Rarely, speakers agreed, do youth become radicalised in a single moment. It is a long-term shift in thinking that is tough to deconstruct among young minds.


Search for Common Ground finds that fact-based arguments simply do not work, nor do emotional appeals that try to help young people see the terrible harm that violent, radical groups inflict. Really listening to radicalized youth – understanding their experience and world views – occurs far too rarely.

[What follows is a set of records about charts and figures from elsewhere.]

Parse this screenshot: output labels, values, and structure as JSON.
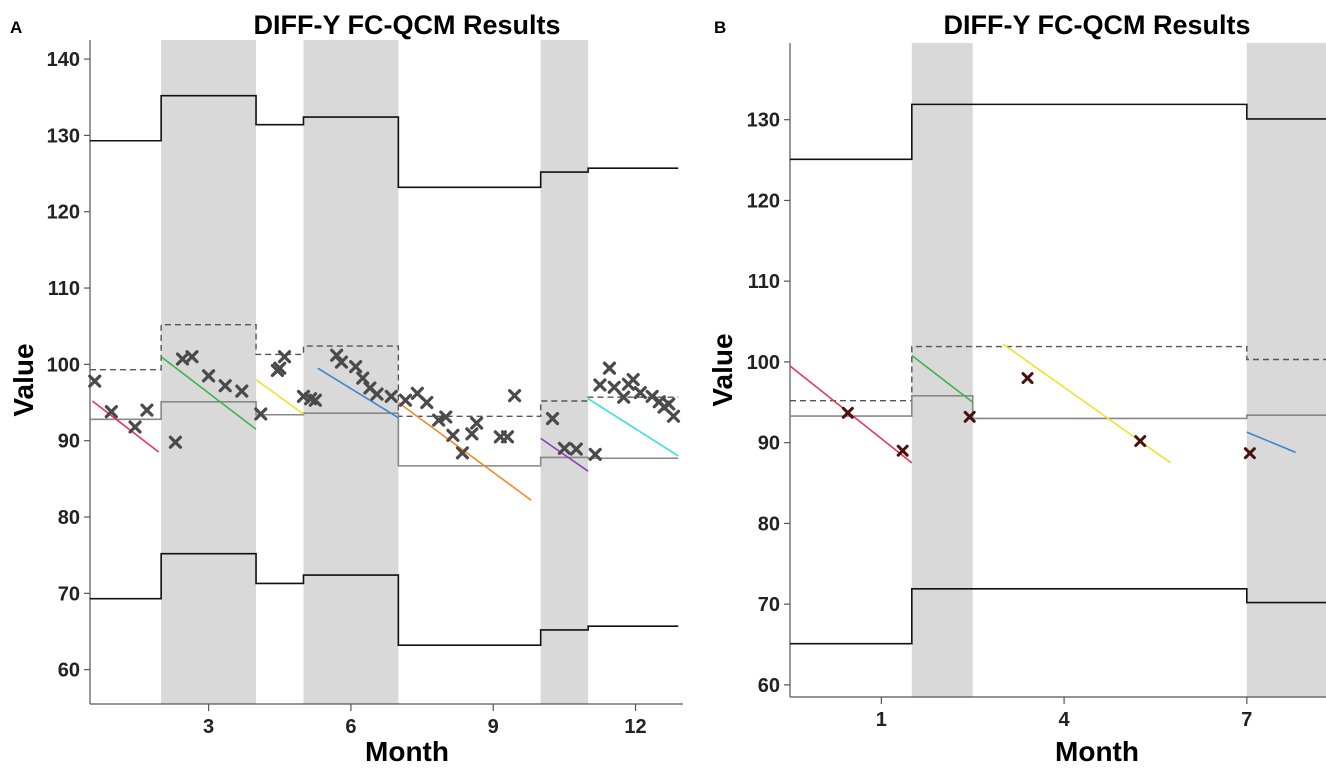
{
  "panels": [
    {
      "letter": "A",
      "title": "DIFF-Y FC-QCM Results",
      "xlabel": "Month",
      "ylabel": "Value",
      "xlim": [
        0.5,
        13.0
      ],
      "ylim": [
        55.5,
        142.5
      ],
      "xticks": [
        3,
        6,
        9,
        12
      ],
      "yticks": [
        60,
        70,
        80,
        90,
        100,
        110,
        120,
        130,
        140
      ],
      "shaded_ranges": [
        [
          2.0,
          4.0
        ],
        [
          5.0,
          7.0
        ],
        [
          10.0,
          11.0
        ]
      ],
      "ucl": [
        {
          "x": [
            0.5,
            2.0
          ],
          "y": 129.3
        },
        {
          "x": [
            2.0,
            4.0
          ],
          "y": 135.2
        },
        {
          "x": [
            4.0,
            5.0
          ],
          "y": 131.4
        },
        {
          "x": [
            5.0,
            7.0
          ],
          "y": 132.4
        },
        {
          "x": [
            7.0,
            10.0
          ],
          "y": 123.2
        },
        {
          "x": [
            10.0,
            11.0
          ],
          "y": 125.2
        },
        {
          "x": [
            11.0,
            12.9
          ],
          "y": 125.7
        }
      ],
      "lcl": [
        {
          "x": [
            0.5,
            2.0
          ],
          "y": 69.3
        },
        {
          "x": [
            2.0,
            4.0
          ],
          "y": 75.2
        },
        {
          "x": [
            4.0,
            5.0
          ],
          "y": 71.3
        },
        {
          "x": [
            5.0,
            7.0
          ],
          "y": 72.4
        },
        {
          "x": [
            7.0,
            10.0
          ],
          "y": 63.2
        },
        {
          "x": [
            10.0,
            11.0
          ],
          "y": 65.2
        },
        {
          "x": [
            11.0,
            12.9
          ],
          "y": 65.7
        }
      ],
      "upper_dashed": [
        {
          "x": [
            0.5,
            2.0
          ],
          "y": 99.3
        },
        {
          "x": [
            2.0,
            4.0
          ],
          "y": 105.2
        },
        {
          "x": [
            4.0,
            5.0
          ],
          "y": 101.3
        },
        {
          "x": [
            5.0,
            7.0
          ],
          "y": 102.4
        },
        {
          "x": [
            7.0,
            10.0
          ],
          "y": 93.2
        },
        {
          "x": [
            10.0,
            11.0
          ],
          "y": 95.2
        },
        {
          "x": [
            11.0,
            12.9
          ],
          "y": 95.7
        }
      ],
      "center": [
        {
          "x": [
            0.5,
            2.0
          ],
          "y": 92.8
        },
        {
          "x": [
            2.0,
            4.0
          ],
          "y": 95.1
        },
        {
          "x": [
            4.0,
            5.0
          ],
          "y": 93.4
        },
        {
          "x": [
            5.0,
            7.0
          ],
          "y": 93.6
        },
        {
          "x": [
            7.0,
            10.0
          ],
          "y": 86.7
        },
        {
          "x": [
            10.0,
            11.0
          ],
          "y": 87.8
        },
        {
          "x": [
            11.0,
            12.9
          ],
          "y": 87.7
        }
      ],
      "trend_lines": [
        {
          "color": "#e8365c",
          "x": [
            0.55,
            1.95
          ],
          "y": [
            95.2,
            88.5
          ]
        },
        {
          "color": "#3cb54a",
          "x": [
            2.0,
            4.0
          ],
          "y": [
            101.0,
            91.5
          ]
        },
        {
          "color": "#f2e02c",
          "x": [
            4.0,
            5.0
          ],
          "y": [
            98.0,
            93.5
          ]
        },
        {
          "color": "#3a86d1",
          "x": [
            5.3,
            7.0
          ],
          "y": [
            99.5,
            93.0
          ]
        },
        {
          "color": "#f08a2a",
          "x": [
            7.0,
            9.8
          ],
          "y": [
            95.0,
            82.2
          ]
        },
        {
          "color": "#8e3fb3",
          "x": [
            10.0,
            11.0
          ],
          "y": [
            90.3,
            86.0
          ]
        },
        {
          "color": "#3fdede",
          "x": [
            11.0,
            12.9
          ],
          "y": [
            95.5,
            88.0
          ]
        }
      ],
      "points": {
        "marker": "x",
        "color": "#4a4a4a",
        "x": [
          0.6,
          0.95,
          1.45,
          1.7,
          2.3,
          2.45,
          2.65,
          3.0,
          3.35,
          3.7,
          4.1,
          4.45,
          4.5,
          4.6,
          5.0,
          5.15,
          5.25,
          5.7,
          5.8,
          6.1,
          6.25,
          6.4,
          6.55,
          6.85,
          7.15,
          7.4,
          7.6,
          7.85,
          8.0,
          8.15,
          8.35,
          8.55,
          8.65,
          9.15,
          9.3,
          9.45,
          10.25,
          10.5,
          10.75,
          11.15,
          11.25,
          11.45,
          11.55,
          11.75,
          11.85,
          11.95,
          12.1,
          12.35,
          12.5,
          12.6,
          12.7,
          12.8
        ],
        "y": [
          97.8,
          93.8,
          91.8,
          94.0,
          89.8,
          100.7,
          101.0,
          98.5,
          97.2,
          96.5,
          93.5,
          99.2,
          99.5,
          101.0,
          95.8,
          95.5,
          95.3,
          101.2,
          100.3,
          99.7,
          98.2,
          96.9,
          96.1,
          95.8,
          95.3,
          96.2,
          95.0,
          92.7,
          93.1,
          90.7,
          88.4,
          90.9,
          92.3,
          90.5,
          90.5,
          95.9,
          92.9,
          89.0,
          88.9,
          88.2,
          97.3,
          99.5,
          97.0,
          95.7,
          97.4,
          98.0,
          96.3,
          95.8,
          95.1,
          94.4,
          94.8,
          93.2
        ]
      }
    },
    {
      "letter": "B",
      "title": "DIFF-Y FC-QCM Results",
      "xlabel": "Month",
      "ylabel": "Value",
      "xlim": [
        -0.5,
        8.3
      ],
      "ylim": [
        58.5,
        139.5
      ],
      "xticks": [
        1,
        4,
        7
      ],
      "yticks": [
        60,
        70,
        80,
        90,
        100,
        110,
        120,
        130
      ],
      "shaded_ranges": [
        [
          1.5,
          2.5
        ],
        [
          7.0,
          8.3
        ]
      ],
      "ucl": [
        {
          "x": [
            -0.5,
            1.5
          ],
          "y": 125.1
        },
        {
          "x": [
            1.5,
            7.0
          ],
          "y": 131.9
        },
        {
          "x": [
            7.0,
            8.3
          ],
          "y": 130.1
        }
      ],
      "lcl": [
        {
          "x": [
            -0.5,
            1.5
          ],
          "y": 65.1
        },
        {
          "x": [
            1.5,
            7.0
          ],
          "y": 71.9
        },
        {
          "x": [
            7.0,
            8.3
          ],
          "y": 70.2
        }
      ],
      "upper_dashed": [
        {
          "x": [
            -0.5,
            1.5
          ],
          "y": 95.2
        },
        {
          "x": [
            1.5,
            7.0
          ],
          "y": 101.9
        },
        {
          "x": [
            7.0,
            8.3
          ],
          "y": 100.3
        }
      ],
      "center": [
        {
          "x": [
            -0.5,
            1.5
          ],
          "y": 93.3
        },
        {
          "x": [
            1.5,
            2.5
          ],
          "y": 95.8
        },
        {
          "x": [
            2.5,
            7.0
          ],
          "y": 93.0
        },
        {
          "x": [
            7.0,
            8.3
          ],
          "y": 93.4
        }
      ],
      "trend_lines": [
        {
          "color": "#e8365c",
          "x": [
            -0.5,
            1.5
          ],
          "y": [
            99.5,
            87.5
          ]
        },
        {
          "color": "#3cb54a",
          "x": [
            1.5,
            2.5
          ],
          "y": [
            100.8,
            95.0
          ]
        },
        {
          "color": "#f2e02c",
          "x": [
            3.0,
            5.75
          ],
          "y": [
            102.2,
            87.5
          ]
        },
        {
          "color": "#3a86d1",
          "x": [
            7.0,
            7.8
          ],
          "y": [
            91.3,
            88.8
          ]
        }
      ],
      "points": {
        "marker": "x",
        "color": "#4a0f0f",
        "x": [
          0.45,
          1.35,
          2.45,
          3.4,
          5.25,
          7.05
        ],
        "y": [
          93.7,
          89.0,
          93.2,
          98.0,
          90.2,
          88.7
        ]
      }
    }
  ]
}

By dismissing their perspectives, we are ironically reinforcing their indignation.


Addressing youth grievances, especially in fragile societies, is a core focus of EuropeAid’s work. Whether in education or health programmes, youth are conceived as a cross-cutting group that need active, not passive inclusion.When it comes to counter-radicalisation programmes, interventions are targeted at young men who make up over 80 % of radicalised youth.


Within these programmes, the words used to talk about radicalisation and violent extremism has come into sharper focus. The phenomenon has increasingly become synonymous with ‘Islamic radicalisation’, but this is
not how European officials conceive of it. They are confronting radicalisation on many different fronts that extend beyond Islamic extremism.


The European Peacebuilding Liaison Office noted that while they too generically use the words ‘violent extremism’ and ‘radicalisation’ in policy papers and funding proposals, the reality on the ground is that they are mostly working with Islamicyouth. Political correctness applies less to them in the field.


Understanding the social, political and religious dynamics in countries confronting radicalisation is a major challenge; developing practical, effective solutions is even harder.Policymakers and civil society leaders need to be fully and totally informed to really solve the root causes of radicalisation.